Joe Biden’s campaign was forced on Wednesday to clarify comments the presumptive Democrat nominee made asserting President Donald Trump is the first racist to be elected to the White House.
The former vice president, who in the past has lambasted Trump for his divisive rhetoric, made the bewildering statement on Wednesday during a virtual town hall with the Service Employees International Union (SEIU).
“No sitting president has ever done this,” Biden told the union’s members, when discussing Trump’s use of terms like “China virus” to describe the novel coronavirus. “No Republican president has done this — no Democratic president. We’ve had racists, and they’ve existed, they’ve tried to get elected president. He’s the first one that has.”

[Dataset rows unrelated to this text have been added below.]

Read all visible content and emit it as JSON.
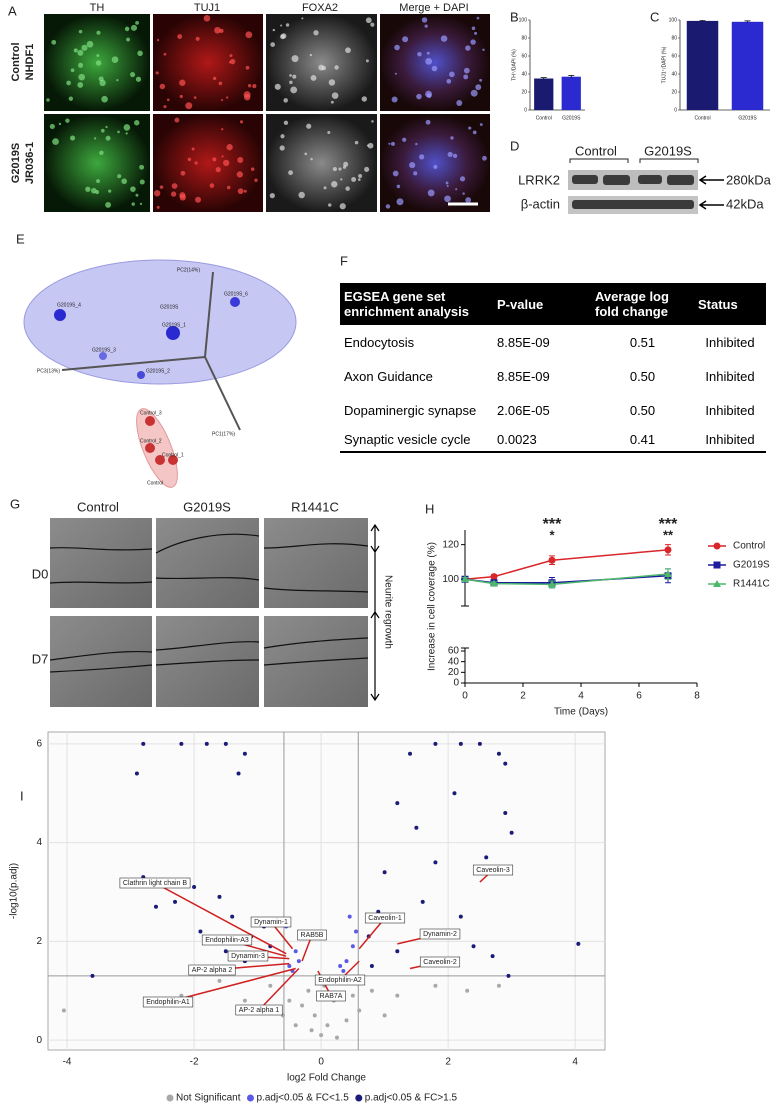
{
  "panel_labels": [
    "A",
    "B",
    "C",
    "D",
    "E",
    "F",
    "G",
    "H",
    "I"
  ],
  "figure_a": {
    "columns": [
      "TH",
      "TUJ1",
      "FOXA2",
      "Merge + DAPI"
    ],
    "rows": [
      [
        "Control",
        "NHDF1"
      ],
      [
        "G2019S",
        "JR036-1"
      ]
    ]
  },
  "figure_d": {
    "groups": [
      "Control",
      "G2019S"
    ],
    "bands": [
      {
        "name": "LRRK2",
        "size": "280kDa"
      },
      {
        "name": "β-actin",
        "size": "42kDa"
      }
    ]
  },
  "figure_e": {
    "axes": [
      "PC2(14%)",
      "PC3(13%)",
      "PC1(17%)"
    ],
    "samples": [
      "G2019S_4",
      "G2019S",
      "G2019S_6",
      "G2019S_1",
      "G2019S_3",
      "G2019S_2",
      "Control_3",
      "Control_2",
      "Control_1",
      "Control"
    ]
  },
  "table_f": {
    "header": [
      "EGSEA gene set enrichment analysis",
      "P-value",
      "Average log fold change",
      "Status"
    ],
    "rows": [
      [
        "Endocytosis",
        "8.85E-09",
        "0.51",
        "Inhibited"
      ],
      [
        "Axon Guidance",
        "8.85E-09",
        "0.50",
        "Inhibited"
      ],
      [
        "Dopaminergic synapse",
        "2.06E-05",
        "0.50",
        "Inhibited"
      ],
      [
        "Synaptic vesicle cycle",
        "0.0023",
        "0.41",
        "Inhibited"
      ]
    ]
  },
  "figure_g": {
    "columns": [
      "Control",
      "G2019S",
      "R1441C"
    ],
    "rows": [
      "D0",
      "D7"
    ],
    "annotation": "Neurite regrowth"
  },
  "chart_data": [
    {
      "type": "bar",
      "ylabel": "TH⁺/DAPI (%)",
      "categories": [
        "Control",
        "G2019S"
      ],
      "values": [
        35,
        37
      ],
      "errors": [
        1,
        1.5
      ],
      "colors": [
        "#1a1a70",
        "#2a2ad0"
      ],
      "ylim": [
        0,
        100
      ],
      "yticks": [
        0,
        20,
        40,
        60,
        80,
        100
      ]
    },
    {
      "type": "bar",
      "ylabel": "TUJ1⁺/DAPI (%)",
      "categories": [
        "Control",
        "G2019S"
      ],
      "values": [
        99,
        98
      ],
      "errors": [
        0.5,
        1
      ],
      "colors": [
        "#1a1a70",
        "#2a2ad0"
      ],
      "ylim": [
        0,
        100
      ],
      "yticks": [
        0,
        20,
        40,
        60,
        80,
        100
      ]
    },
    {
      "type": "line",
      "xlabel": "Time (Days)",
      "ylabel": "Increase in cell coverage (%)",
      "x": [
        0,
        1,
        3,
        7
      ],
      "series": [
        {
          "name": "Control",
          "color": "#d9262a",
          "marker": "circle",
          "values": [
            100,
            101.5,
            111,
            117
          ],
          "errors": [
            1,
            1,
            2.5,
            3
          ]
        },
        {
          "name": "G2019S",
          "color": "#1c1c9c",
          "marker": "square",
          "values": [
            100,
            98,
            98,
            102
          ],
          "errors": [
            1,
            1.5,
            3,
            4
          ]
        },
        {
          "name": "R1441C",
          "color": "#4db86b",
          "marker": "triangle",
          "values": [
            100,
            97.5,
            97,
            103
          ],
          "errors": [
            1,
            1,
            2,
            3
          ]
        }
      ],
      "xlim": [
        0,
        8
      ],
      "xticks": [
        0,
        2,
        4,
        6,
        8
      ],
      "y_segments": [
        {
          "ylim": [
            0,
            60
          ],
          "yticks": [
            0,
            20,
            40,
            60
          ]
        },
        {
          "ylim": [
            88,
            125
          ],
          "yticks": [
            100,
            120
          ]
        }
      ],
      "annotations": [
        {
          "text": "***",
          "x": 3,
          "color": "#2424c8"
        },
        {
          "text": "*",
          "x": 3,
          "color": "#4db86b"
        },
        {
          "text": "***",
          "x": 7,
          "color": "#2424c8"
        },
        {
          "text": "**",
          "x": 7,
          "color": "#4db86b"
        }
      ]
    },
    {
      "type": "scatter",
      "xlabel": "log2 Fold Change",
      "ylabel": "-log10(p.adj)",
      "xlim": [
        -4.3,
        4.47
      ],
      "ylim": [
        -0.2,
        6.24
      ],
      "xticks": [
        -4,
        -2,
        0,
        2,
        4
      ],
      "yticks": [
        0,
        2,
        4,
        6
      ],
      "grid": true,
      "vlines": [
        -0.585,
        0.585
      ],
      "hline": 1.301,
      "series": [
        {
          "name": "Not Significant",
          "color": "#a9a9a9",
          "x": [
            0,
            0.1,
            -0.1,
            0.2,
            -0.2,
            0.3,
            -0.3,
            0.05,
            -0.05,
            0.8,
            1.2,
            -0.8,
            -1.2,
            1.8,
            -1.6,
            2.3,
            -2.2,
            0.4,
            -0.4,
            0.6,
            -0.6,
            -4.05,
            2.8,
            0.15,
            -0.15,
            1.0,
            -1.0,
            0.5,
            -0.5,
            0.25
          ],
          "y": [
            0.1,
            0.3,
            0.5,
            0.8,
            1.0,
            1.2,
            0.7,
            1.1,
            0.9,
            1.0,
            0.9,
            1.1,
            0.8,
            1.1,
            1.2,
            1.0,
            0.9,
            0.4,
            0.3,
            0.6,
            0.5,
            0.6,
            1.1,
            1.2,
            0.2,
            0.5,
            0.6,
            0.9,
            0.8,
            0.05
          ]
        },
        {
          "name": "p.adj<0.05 & FC<1.5",
          "color": "#5a5ae6",
          "x": [
            -0.5,
            -0.4,
            -0.3,
            -0.45,
            0.4,
            0.5,
            0.35,
            0.55,
            0.45,
            -0.55,
            -0.35,
            0.3
          ],
          "y": [
            1.5,
            1.8,
            2.1,
            1.4,
            1.6,
            1.9,
            1.4,
            2.2,
            2.5,
            2.3,
            1.6,
            1.5
          ]
        },
        {
          "name": "p.adj<0.05 & FC>1.5",
          "color": "#1b1b78",
          "x": [
            -2.8,
            -2.2,
            -1.8,
            -1.5,
            -1.2,
            2.5,
            2.2,
            1.8,
            1.4,
            2.8,
            -2.9,
            -1.3,
            4.05,
            -3.6,
            3.0,
            2.9,
            2.9,
            -2.0,
            -2.4,
            -1.6,
            -2.3,
            -2.6,
            -2.8,
            1.5,
            1.2,
            2.1,
            1.8,
            1.0,
            0.9,
            1.6,
            2.2,
            2.6,
            0.75,
            -0.9,
            -1.1,
            -1.4,
            -0.8,
            -1.2,
            1.2,
            0.8,
            1.9,
            2.4,
            -1.5,
            -1.9,
            2.7,
            2.95
          ],
          "y": [
            6.0,
            6.0,
            6.0,
            6.0,
            5.8,
            6.0,
            6.0,
            6.0,
            5.8,
            5.8,
            5.4,
            5.4,
            1.95,
            1.3,
            4.2,
            4.6,
            5.6,
            3.1,
            3.2,
            2.9,
            2.8,
            2.7,
            3.3,
            4.3,
            4.8,
            5.0,
            3.6,
            3.4,
            2.6,
            2.8,
            2.5,
            3.7,
            2.1,
            2.3,
            2.1,
            2.5,
            1.9,
            1.6,
            1.8,
            1.5,
            2.1,
            1.9,
            1.8,
            2.2,
            1.7,
            1.3
          ]
        }
      ],
      "annotations": [
        {
          "text": "Clathrin light chain B",
          "x": -0.55,
          "y": 1.75
        },
        {
          "text": "Dynamin-1",
          "x": -0.45,
          "y": 1.85
        },
        {
          "text": "Endophilin-A3",
          "x": -0.55,
          "y": 1.7
        },
        {
          "text": "Dynamin-3",
          "x": -0.5,
          "y": 1.65
        },
        {
          "text": "AP-2 alpha 2",
          "x": -0.5,
          "y": 1.55
        },
        {
          "text": "Endophilin-A1",
          "x": -0.4,
          "y": 1.45
        },
        {
          "text": "AP-2 alpha 1",
          "x": -0.35,
          "y": 1.45
        },
        {
          "text": "RAB5B",
          "x": -0.3,
          "y": 1.6
        },
        {
          "text": "RAB7A",
          "x": -0.05,
          "y": 1.4
        },
        {
          "text": "Endophilin-A2",
          "x": 0.6,
          "y": 1.6
        },
        {
          "text": "Caveolin-1",
          "x": 0.6,
          "y": 1.85
        },
        {
          "text": "Dynamin-2",
          "x": 1.2,
          "y": 1.95
        },
        {
          "text": "Caveolin-2",
          "x": 1.4,
          "y": 1.45
        },
        {
          "text": "Caveolin-3",
          "x": 2.5,
          "y": 3.2
        }
      ]
    }
  ]
}
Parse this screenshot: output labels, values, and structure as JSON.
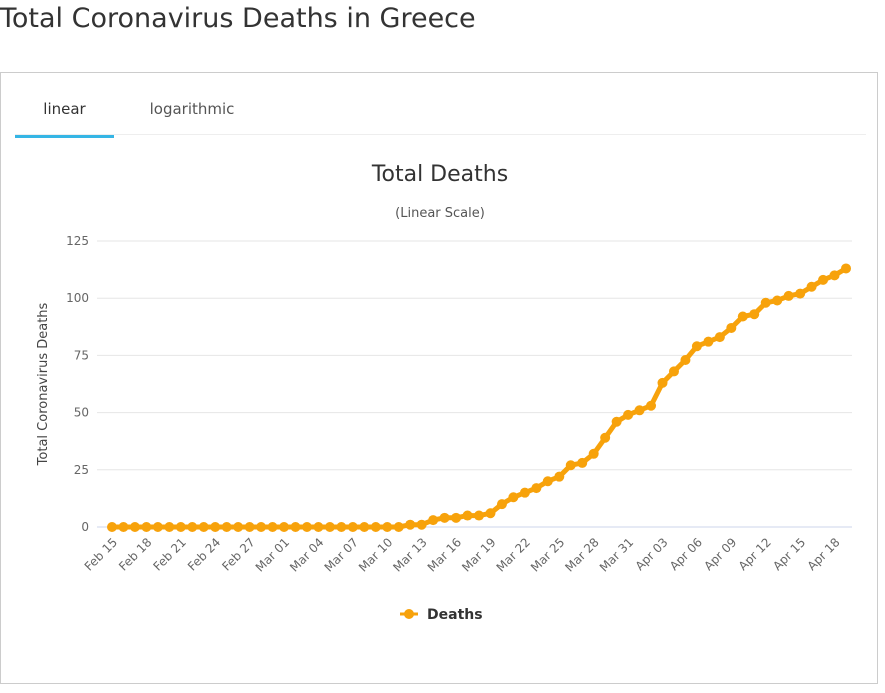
{
  "page": {
    "title": "Total Coronavirus Deaths in Greece"
  },
  "tabs": [
    {
      "label": "linear",
      "active": true
    },
    {
      "label": "logarithmic",
      "active": false
    }
  ],
  "colors": {
    "series": "#f7a20b",
    "tab_active": "#35b5e5"
  },
  "chart_data": {
    "type": "line",
    "title": "Total Deaths",
    "subtitle": "(Linear Scale)",
    "xlabel": "",
    "ylabel": "Total Coronavirus Deaths",
    "ylim": [
      0,
      125
    ],
    "yticks": [
      0,
      25,
      50,
      75,
      100,
      125
    ],
    "grid": true,
    "legend": "bottom-center",
    "x_tick_labels": [
      "Feb 15",
      "Feb 18",
      "Feb 21",
      "Feb 24",
      "Feb 27",
      "Mar 01",
      "Mar 04",
      "Mar 07",
      "Mar 10",
      "Mar 13",
      "Mar 16",
      "Mar 19",
      "Mar 22",
      "Mar 25",
      "Mar 28",
      "Mar 31",
      "Apr 03",
      "Apr 06",
      "Apr 09",
      "Apr 12",
      "Apr 15",
      "Apr 18"
    ],
    "series": [
      {
        "name": "Deaths",
        "values": [
          0,
          0,
          0,
          0,
          0,
          0,
          0,
          0,
          0,
          0,
          0,
          0,
          0,
          0,
          0,
          0,
          0,
          0,
          0,
          0,
          0,
          0,
          0,
          0,
          0,
          0,
          1,
          1,
          3,
          4,
          4,
          5,
          5,
          6,
          10,
          13,
          15,
          17,
          20,
          22,
          27,
          28,
          32,
          39,
          46,
          49,
          51,
          53,
          63,
          68,
          73,
          79,
          81,
          83,
          87,
          92,
          93,
          98,
          99,
          101,
          102,
          105,
          108,
          110,
          113
        ]
      }
    ]
  }
}
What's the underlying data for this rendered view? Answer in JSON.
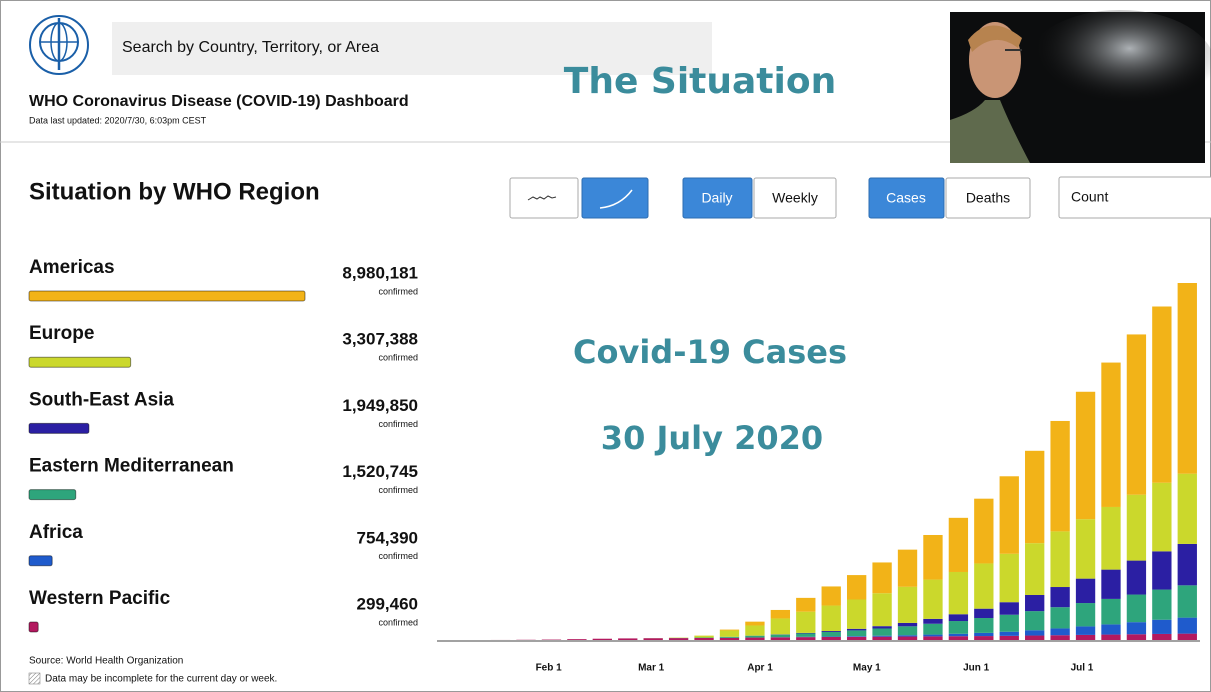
{
  "header": {
    "search_placeholder": "Search by Country, Territory, or Area",
    "title": "WHO Coronavirus Disease (COVID-19) Dashboard",
    "updated": "Data last updated: 2020/7/30, 6:03pm CEST"
  },
  "overlay": {
    "heading": "The Situation",
    "caption": "Covid-19 Cases",
    "date": "30 July 2020"
  },
  "controls": {
    "daily": "Daily",
    "weekly": "Weekly",
    "cases": "Cases",
    "deaths": "Deaths",
    "metric": "Count"
  },
  "regions": {
    "title": "Situation by WHO Region",
    "unit": "confirmed",
    "items": [
      {
        "name": "Americas",
        "value": 8980181,
        "label": "8,980,181",
        "color": "#f2b318"
      },
      {
        "name": "Europe",
        "value": 3307388,
        "label": "3,307,388",
        "color": "#cbd82c"
      },
      {
        "name": "South-East Asia",
        "value": 1949850,
        "label": "1,949,850",
        "color": "#2b1fa3"
      },
      {
        "name": "Eastern Mediterranean",
        "value": 1520745,
        "label": "1,520,745",
        "color": "#2ea57c"
      },
      {
        "name": "Africa",
        "value": 754390,
        "label": "754,390",
        "color": "#1f5bcc"
      },
      {
        "name": "Western Pacific",
        "value": 299460,
        "label": "299,460",
        "color": "#b3195f"
      }
    ]
  },
  "chart_data": {
    "type": "bar",
    "stacked": true,
    "categories": [
      null,
      null,
      null,
      null,
      null,
      null,
      null,
      null,
      null,
      null,
      null,
      null,
      null,
      null,
      null,
      null,
      null,
      null,
      null,
      null,
      null,
      null,
      null,
      null,
      null,
      null,
      null,
      null,
      null,
      null
    ],
    "xticks": [
      {
        "value": 3.89,
        "label": "Feb 1"
      },
      {
        "value": 7.92,
        "label": "Mar 1"
      },
      {
        "value": 12.2,
        "label": "Apr 1"
      },
      {
        "value": 16.4,
        "label": "May 1"
      },
      {
        "value": 20.7,
        "label": "Jun 1"
      },
      {
        "value": 24.86,
        "label": "Jul 1"
      }
    ],
    "series": [
      {
        "name": "Western Pacific",
        "color": "#b3195f",
        "values": [
          0,
          100,
          2000,
          10000,
          20000,
          40000,
          60000,
          75000,
          84000,
          90000,
          95000,
          102000,
          115000,
          125000,
          135000,
          145000,
          150000,
          157000,
          163000,
          170000,
          178000,
          185000,
          195000,
          210000,
          225000,
          240000,
          255000,
          270000,
          285000,
          299460
        ]
      },
      {
        "name": "Africa",
        "color": "#1f5bcc",
        "values": [
          0,
          0,
          0,
          0,
          0,
          0,
          0,
          0,
          0,
          0,
          100,
          1000,
          4000,
          8000,
          14000,
          22000,
          32000,
          45000,
          62000,
          85000,
          115000,
          150000,
          195000,
          250000,
          320000,
          400000,
          480000,
          570000,
          670000,
          754390
        ]
      },
      {
        "name": "Eastern Mediterranean",
        "color": "#2ea57c",
        "values": [
          0,
          0,
          0,
          0,
          0,
          0,
          0,
          100,
          2000,
          8000,
          20000,
          45000,
          80000,
          120000,
          160000,
          210000,
          270000,
          340000,
          420000,
          510000,
          600000,
          700000,
          800000,
          900000,
          1000000,
          1100000,
          1200000,
          1300000,
          1420000,
          1520745
        ]
      },
      {
        "name": "South-East Asia",
        "color": "#2b1fa3",
        "values": [
          0,
          0,
          0,
          0,
          0,
          0,
          0,
          0,
          0,
          100,
          500,
          2000,
          5000,
          12000,
          25000,
          45000,
          75000,
          110000,
          160000,
          230000,
          320000,
          440000,
          590000,
          760000,
          950000,
          1150000,
          1380000,
          1600000,
          1800000,
          1949850
        ]
      },
      {
        "name": "Europe",
        "color": "#cbd82c",
        "values": [
          0,
          0,
          0,
          0,
          0,
          0,
          0,
          100,
          2000,
          15000,
          90000,
          300000,
          480000,
          750000,
          1000000,
          1200000,
          1380000,
          1550000,
          1700000,
          1850000,
          1990000,
          2130000,
          2280000,
          2440000,
          2620000,
          2800000,
          2950000,
          3100000,
          3230000,
          3307388
        ]
      },
      {
        "name": "Americas",
        "color": "#f2b318",
        "values": [
          0,
          0,
          0,
          0,
          0,
          0,
          0,
          0,
          100,
          500,
          3000,
          40000,
          180000,
          400000,
          650000,
          900000,
          1150000,
          1450000,
          1750000,
          2100000,
          2550000,
          3050000,
          3650000,
          4350000,
          5200000,
          6000000,
          6800000,
          7550000,
          8300000,
          8980181
        ]
      }
    ]
  },
  "footer": {
    "source": "Source: World Health Organization",
    "note": "Data may be incomplete for the current day or week."
  }
}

Biden’s claim baffled many, especially since the country’s first 12 presidents were slaveholders, while others, like Franklin Pierce, were fierce opponents of the abolitionist movement. As such, when the former vice president’s remarks first began circulating on social media, they were the subject of derision, most notably from pundits and members of the media.
Shortly after the criticisms began, Biden’s senior adviser Symone Sanders attempted to clarify the former vice presidents’ comments. Sanders admitted that while there had been previous racist presidents, Trump was of a different caliber, comparable to someone like former Alabama governor George Wallace.
“There have been a number of racist American presidents, but Trump stands out … because he made running on racism and division his calling card and won,” she told NBC News. Adding that Trump “deliberately foments both, intentionally causing indescribable pain because he thinks it advantages him politically.”
Biden’s comments come only months after the former vice president triggered controversy and accusations of racism of his own when appearing to suggest that any black voter considering backing Trump over him was not black.
“If you have a problem figuring out whether you’re for me or Trump, then you ain’t black,” Biden told The Breakfast Club, a New York City-based radio program, in late-May.